During the 1990s tattoos once again became a hot fashion especially for young men. (1990lı yıllarda dövmeler bir kez daha özellikle genç erkekler için büyük bir moda haline geldi.)
Velvet coats and jackets are the recent fashion in woman’s dressing in this winter. (Kadife kaban ve ceketler kadın giyiminde bu kışın modası.)
Student: What does fashion means? (Öğrenci: Fashion ne demek?)
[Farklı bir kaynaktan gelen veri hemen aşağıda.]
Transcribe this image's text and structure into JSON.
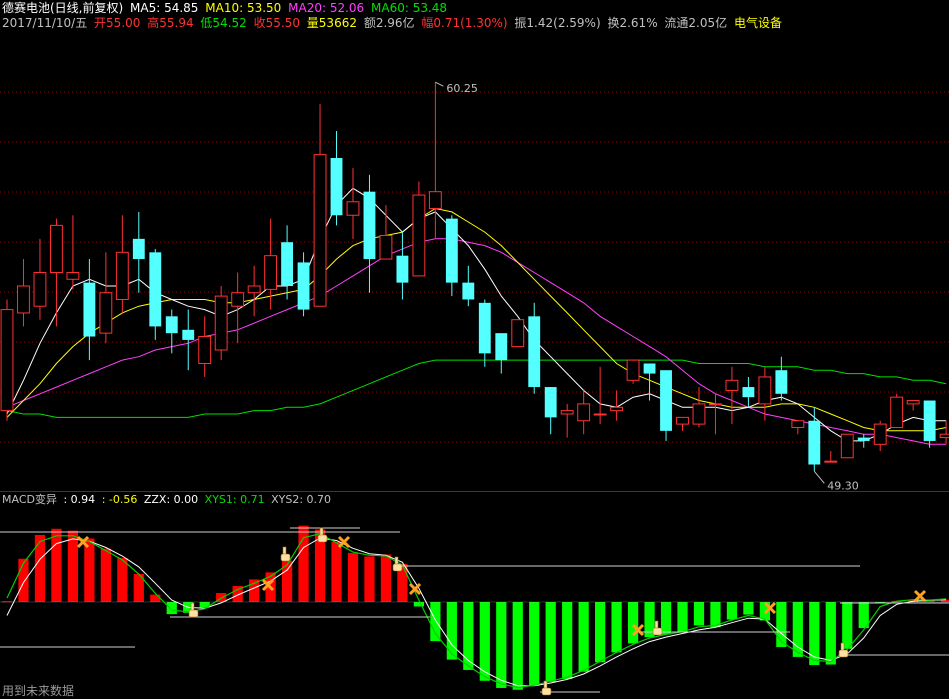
{
  "header": {
    "title": "德赛电池(日线,前复权)",
    "ma5": "MA5: 54.85",
    "ma10": "MA10: 53.50",
    "ma20": "MA20: 52.06",
    "ma60": "MA60: 53.48"
  },
  "quote": {
    "date": "2017/11/10/五",
    "open": "开55.00",
    "high": "高55.94",
    "low": "低54.52",
    "close": "收55.50",
    "volume": "量53662",
    "amount": "额2.96亿",
    "change": "幅0.71(1.30%)",
    "amplitude": "振1.42(2.59%)",
    "turnover": "换2.61%",
    "float": "流通2.05亿",
    "sector": "电气设备"
  },
  "macd_header": {
    "name": "MACD变异",
    "v1": ": 0.94",
    "v2": ": -0.56",
    "zzx": "ZZX: 0.00",
    "xys1": "XYS1: 0.71",
    "xys2": "XYS2: 0.70"
  },
  "footer": "用到未来数据",
  "colors": {
    "up": "#ff3232",
    "down": "#54ffff",
    "ma5": "#ffffff",
    "ma10": "#ffff00",
    "ma20": "#ff40ff",
    "ma60": "#00e000",
    "hist_up": "#ff0000",
    "hist_down": "#00ff00",
    "grid": "#990000"
  },
  "chart_data": [
    {
      "type": "candlestick",
      "high_label": "60.25",
      "low_label": "49.30",
      "ylim": [
        48.5,
        61.8
      ],
      "candles": [
        [
          50.5,
          53.5,
          50.2,
          53.8
        ],
        [
          53.4,
          54.2,
          53.0,
          55.0
        ],
        [
          53.6,
          54.6,
          53.2,
          55.6
        ],
        [
          54.6,
          56.0,
          53.0,
          56.2
        ],
        [
          54.4,
          54.6,
          54.1,
          56.3
        ],
        [
          54.3,
          52.7,
          52.0,
          55.0
        ],
        [
          52.8,
          54.0,
          52.5,
          55.2
        ],
        [
          53.8,
          55.2,
          53.4,
          56.3
        ],
        [
          55.6,
          55.0,
          54.0,
          56.4
        ],
        [
          55.2,
          53.0,
          52.6,
          55.3
        ],
        [
          53.3,
          52.8,
          52.2,
          53.5
        ],
        [
          52.9,
          52.6,
          51.7,
          53.5
        ],
        [
          51.9,
          52.7,
          51.5,
          53.3
        ],
        [
          52.3,
          53.9,
          52.0,
          54.2
        ],
        [
          53.6,
          54.0,
          52.5,
          54.6
        ],
        [
          54.0,
          54.2,
          53.3,
          54.8
        ],
        [
          54.1,
          55.1,
          53.5,
          56.2
        ],
        [
          55.5,
          54.2,
          53.8,
          56.0
        ],
        [
          54.9,
          53.5,
          53.3,
          55.2
        ],
        [
          53.6,
          58.1,
          53.6,
          59.6
        ],
        [
          58.0,
          56.3,
          56.0,
          58.8
        ],
        [
          56.3,
          56.7,
          55.6,
          57.7
        ],
        [
          57.0,
          55.0,
          54.0,
          57.5
        ],
        [
          55.0,
          55.7,
          55.0,
          56.6
        ],
        [
          55.1,
          54.3,
          53.8,
          55.8
        ],
        [
          54.5,
          56.9,
          54.5,
          57.3
        ],
        [
          56.5,
          57.0,
          55.6,
          60.25
        ],
        [
          56.2,
          54.3,
          53.9,
          56.3
        ],
        [
          54.3,
          53.8,
          53.6,
          54.8
        ],
        [
          53.7,
          52.2,
          51.8,
          53.8
        ],
        [
          52.8,
          52.0,
          51.6,
          52.5
        ],
        [
          52.4,
          53.2,
          52.4,
          53.2
        ],
        [
          53.3,
          51.2,
          51.0,
          53.7
        ],
        [
          51.2,
          50.3,
          49.8,
          51.2
        ],
        [
          50.4,
          50.5,
          49.7,
          50.7
        ],
        [
          50.2,
          50.7,
          49.8,
          51.1
        ],
        [
          50.4,
          50.4,
          50.1,
          51.8
        ],
        [
          50.5,
          50.6,
          50.2,
          51.1
        ],
        [
          51.4,
          52.0,
          51.3,
          51.8
        ],
        [
          51.9,
          51.6,
          50.8,
          51.7
        ],
        [
          51.7,
          49.9,
          49.6,
          51.6
        ],
        [
          50.1,
          50.3,
          49.9,
          50.3
        ],
        [
          50.1,
          50.7,
          50.0,
          51.2
        ],
        [
          50.7,
          50.7,
          49.8,
          51.0
        ],
        [
          51.1,
          51.4,
          50.1,
          51.8
        ],
        [
          51.2,
          50.9,
          50.6,
          51.5
        ],
        [
          50.7,
          51.5,
          50.2,
          51.8
        ],
        [
          51.7,
          51.0,
          50.8,
          52.1
        ],
        [
          50.0,
          50.2,
          49.8,
          50.2
        ],
        [
          50.2,
          48.9,
          48.7,
          50.6
        ],
        [
          49.0,
          49.0,
          49.3,
          49.0
        ],
        [
          49.1,
          49.8,
          49.2,
          49.8
        ],
        [
          49.7,
          49.6,
          49.4,
          49.8
        ],
        [
          49.5,
          50.1,
          49.3,
          50.2
        ],
        [
          50.0,
          50.9,
          50.0,
          51.0
        ],
        [
          50.7,
          50.8,
          50.5,
          50.8
        ],
        [
          50.8,
          49.6,
          49.4,
          50.8
        ],
        [
          49.7,
          49.8,
          49.5,
          50.2
        ]
      ],
      "ma5": [
        50.4,
        51.4,
        52.5,
        53.4,
        54.2,
        54.4,
        54.2,
        54.2,
        54.4,
        54.0,
        53.8,
        53.6,
        53.5,
        53.3,
        53.5,
        53.8,
        54.2,
        54.2,
        54.4,
        55.6,
        56.6,
        57.1,
        56.8,
        56.3,
        55.8,
        56.2,
        56.4,
        55.9,
        55.4,
        54.7,
        53.9,
        53.3,
        52.6,
        52.1,
        51.6,
        51.1,
        50.7,
        50.6,
        50.9,
        51.0,
        50.8,
        50.6,
        50.6,
        50.6,
        50.5,
        50.6,
        50.8,
        50.9,
        50.7,
        50.3,
        49.9,
        49.6,
        49.6,
        49.8,
        50.1,
        50.3,
        50.2,
        50.2
      ],
      "ma10": [
        50.3,
        50.8,
        51.3,
        51.9,
        52.4,
        52.8,
        53.1,
        53.4,
        53.6,
        53.7,
        53.8,
        53.8,
        53.8,
        53.7,
        53.7,
        53.8,
        53.9,
        54.0,
        54.1,
        54.5,
        55.0,
        55.4,
        55.6,
        55.7,
        55.8,
        56.2,
        56.5,
        56.4,
        56.1,
        55.8,
        55.4,
        54.9,
        54.4,
        53.9,
        53.4,
        52.9,
        52.4,
        51.9,
        51.6,
        51.4,
        51.2,
        51.0,
        50.8,
        50.7,
        50.6,
        50.6,
        50.6,
        50.7,
        50.7,
        50.6,
        50.4,
        50.2,
        50.0,
        49.9,
        49.9,
        49.9,
        49.9,
        50.0
      ],
      "ma20": [
        50.6,
        50.8,
        51.0,
        51.2,
        51.4,
        51.6,
        51.8,
        52.0,
        52.1,
        52.3,
        52.4,
        52.5,
        52.7,
        52.8,
        52.9,
        53.1,
        53.3,
        53.5,
        53.7,
        53.9,
        54.2,
        54.5,
        54.8,
        55.1,
        55.3,
        55.5,
        55.6,
        55.6,
        55.5,
        55.4,
        55.2,
        54.9,
        54.6,
        54.3,
        54.0,
        53.7,
        53.3,
        53.0,
        52.7,
        52.4,
        52.1,
        51.7,
        51.3,
        51.0,
        50.8,
        50.6,
        50.4,
        50.3,
        50.2,
        50.1,
        50.0,
        49.9,
        49.8,
        49.8,
        49.7,
        49.6,
        49.5,
        49.5
      ],
      "ma60": [
        50.5,
        50.4,
        50.4,
        50.3,
        50.3,
        50.3,
        50.3,
        50.3,
        50.3,
        50.3,
        50.3,
        50.3,
        50.4,
        50.4,
        50.4,
        50.5,
        50.5,
        50.6,
        50.6,
        50.7,
        50.9,
        51.1,
        51.3,
        51.5,
        51.7,
        51.9,
        52.0,
        52.0,
        52.0,
        52.0,
        52.0,
        52.0,
        52.0,
        52.0,
        52.0,
        52.0,
        52.0,
        52.0,
        52.0,
        52.0,
        52.0,
        52.0,
        51.9,
        51.9,
        51.9,
        51.9,
        51.8,
        51.8,
        51.8,
        51.7,
        51.7,
        51.6,
        51.6,
        51.5,
        51.5,
        51.4,
        51.4,
        51.3
      ]
    },
    {
      "type": "bar",
      "title": "MACD变异",
      "ylim": [
        -2.0,
        1.9
      ],
      "values": [
        0.02,
        1.11,
        1.72,
        1.88,
        1.83,
        1.63,
        1.37,
        1.13,
        0.72,
        0.19,
        -0.27,
        -0.24,
        -0.12,
        0.23,
        0.41,
        0.58,
        0.76,
        1.06,
        1.96,
        1.86,
        1.54,
        1.26,
        1.17,
        1.22,
        0.98,
        -0.1,
        -0.87,
        -1.28,
        -1.51,
        -1.75,
        -1.91,
        -1.95,
        -1.86,
        -1.78,
        -1.71,
        -1.55,
        -1.34,
        -1.12,
        -0.92,
        -0.78,
        -0.72,
        -0.66,
        -0.52,
        -0.56,
        -0.39,
        -0.28,
        -0.41,
        -1.0,
        -1.22,
        -1.4,
        -1.39,
        -1.04,
        -0.58,
        -0.02,
        0.03,
        0.05,
        0.04,
        0.06
      ],
      "dif": [
        0.1,
        1.0,
        1.55,
        1.7,
        1.7,
        1.55,
        1.32,
        1.08,
        0.72,
        0.22,
        -0.18,
        -0.22,
        -0.15,
        0.1,
        0.32,
        0.48,
        0.66,
        0.95,
        1.65,
        1.75,
        1.52,
        1.28,
        1.2,
        1.18,
        0.95,
        0.05,
        -0.7,
        -1.15,
        -1.42,
        -1.66,
        -1.82,
        -1.9,
        -1.85,
        -1.76,
        -1.67,
        -1.52,
        -1.32,
        -1.12,
        -0.94,
        -0.8,
        -0.72,
        -0.66,
        -0.55,
        -0.52,
        -0.4,
        -0.3,
        -0.38,
        -0.88,
        -1.12,
        -1.3,
        -1.32,
        -1.05,
        -0.62,
        -0.1,
        0.02,
        0.06,
        0.05,
        0.08
      ],
      "dea": [
        -0.3,
        0.5,
        1.1,
        1.5,
        1.62,
        1.56,
        1.4,
        1.18,
        0.9,
        0.48,
        0.05,
        -0.12,
        -0.14,
        -0.02,
        0.18,
        0.36,
        0.54,
        0.82,
        1.4,
        1.64,
        1.58,
        1.38,
        1.24,
        1.2,
        1.02,
        0.35,
        -0.4,
        -0.95,
        -1.3,
        -1.55,
        -1.74,
        -1.86,
        -1.86,
        -1.8,
        -1.72,
        -1.6,
        -1.42,
        -1.22,
        -1.04,
        -0.88,
        -0.78,
        -0.7,
        -0.62,
        -0.56,
        -0.46,
        -0.36,
        -0.38,
        -0.7,
        -1.0,
        -1.22,
        -1.3,
        -1.15,
        -0.8,
        -0.3,
        -0.05,
        0.02,
        0.04,
        0.06
      ]
    }
  ]
}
Teacher: Fashion means vogue. (Öğretmen: Fashion moda demektir.)
üslup, tarz
When angry, he tends to express himself in a fashion that shows that he has a mastery of all of the expletives in which the English language abounds. (O kızdığı zaman, kendisini İngilizce’de bolca bulunan gereksiz sözcükler konusunda ustalığı olduğunu gösteren bir üslupla ifade etme eğiliminde oluyor.)
adet, alışkanlık
It has long been my fashion to rise early. (Uzun süredir erken kalkmak benim adetim)
In an argument, my fashion is listening more than speaking. (Bir tartışmada adetim konuşmaktan çok dinlemektir.)
metod, yöntem
You can cook this recipe in any fashion you choose such as boiling, frying or baking. (Bu tarifi haşlamak, kızartmak yada fırınlamak gibi yöntemlerden istediğinizi seçerek pişirebilirsiniz.)